Why you might sometimes care about the sex lives of strangers.
A snarky comment over on an evanescent social media site lead me to shoot back from the hip, but on reflection, unusually enough, I decided I liked the retort enough to preserve it in more permanent intertoobz form.
The discussion was on oligarchy and extremes of wealth, and the comment was essentially that this was a private matter, and that the income, or wealth, of an individual was not a matter of public interest – that it was a prurient obsession of no more relevance than the identity of their sexual partners or preferences in sexual practises.

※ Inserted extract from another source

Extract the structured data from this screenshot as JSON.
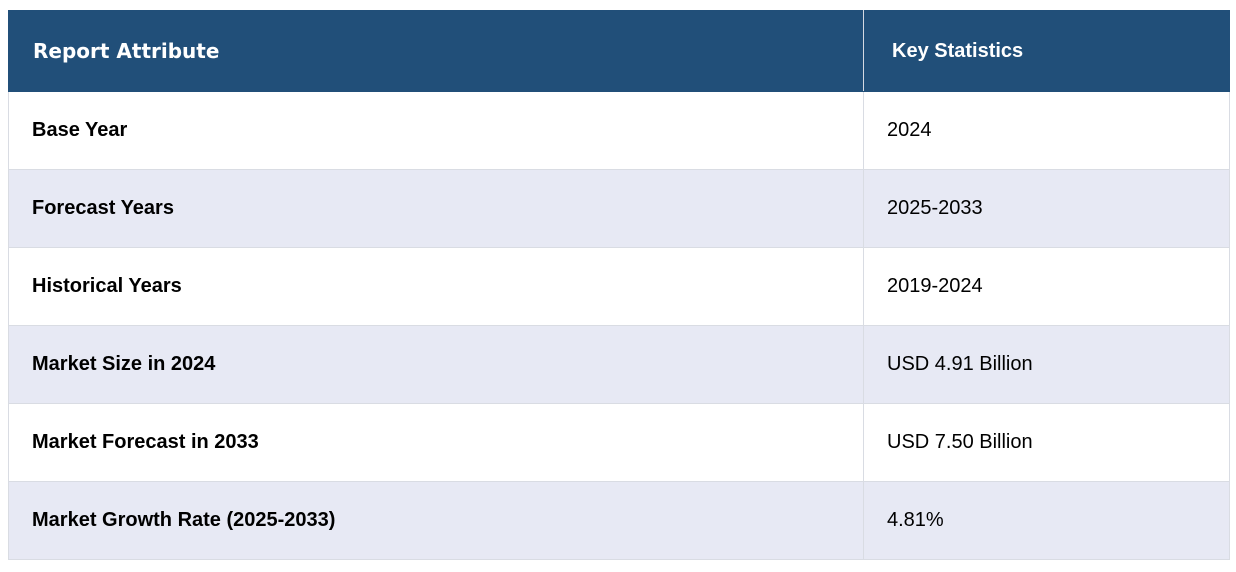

So, begin many good arguments.
Now, where I come from, income is actually a matter of public record, because income tax is public, and hence, logically, the income tax record including the filing of taxable income is public. This is a very useful thing in a small homogenous society, and is common to three societies I know of.
Don’t know that this particular Transparency will ever translate.

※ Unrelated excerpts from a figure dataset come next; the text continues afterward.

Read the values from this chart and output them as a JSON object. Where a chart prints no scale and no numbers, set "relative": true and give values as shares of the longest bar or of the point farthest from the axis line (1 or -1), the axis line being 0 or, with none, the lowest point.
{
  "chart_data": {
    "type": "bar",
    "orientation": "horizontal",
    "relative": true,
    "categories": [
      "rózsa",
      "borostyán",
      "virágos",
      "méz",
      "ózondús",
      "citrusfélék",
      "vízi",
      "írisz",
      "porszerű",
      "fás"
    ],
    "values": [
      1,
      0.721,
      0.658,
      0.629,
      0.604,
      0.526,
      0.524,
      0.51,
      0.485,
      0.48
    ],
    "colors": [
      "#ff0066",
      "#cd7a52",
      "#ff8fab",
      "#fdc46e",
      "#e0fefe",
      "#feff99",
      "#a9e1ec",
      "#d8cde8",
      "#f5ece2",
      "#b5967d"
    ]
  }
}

I grant, given the cultural context, that income and wealth has some expectation of being a private matter.
However, macroeconomic data is generally a matter of public interest – for example, the quantification of distribution of income is a matter of public interest, (eg. the Gini Coefficient – in the limit of a small population, or a very extreme income distribution, the Gini Coefficient becomes a matter of knowing the income of individuals – eg if a small number of people were receiving as income a macroeconomically significant fraction of the GDP of a nation, it would most certainly be a matter of public interest.
Interestingly, that is also where the US is headed.
In the analogy invoked in our discussion, an interesting parallel can be drawn: I don’t care, for example, who other people marry – but, marriage is a matter of public record, and, if there were individuals who were each marrying, say 2,000 times, or more, the median number of marriage partners for the population, I would generally feel that this was a matter of public interest and ought to be knowable.
There is an interesting other parallel here – in the distinction between wealth and income, and whether the interest is primarily in high ratio of individual wealth to median wealth or individual income to median income (the two are, of course, correlated) – the social parallel is obvious and raises analogous privacy issues; there is a difference, and different in what public interest is served, in knowing spousal partners, and knowing who people had sex with and how – one is more private than the other, neither is necessarily absolutely private.
Oh, and lest one dismiss hypotheticals – ignoring the legend of Solomon, casual browsing suggests the largest number of married partners was 158 for a King of Persia – somewhere around 50-100 partners social mechanisms seem to kick in to force a limit on further partnering and breaking up of existing partners.
That might also be an interesting parallel to consider.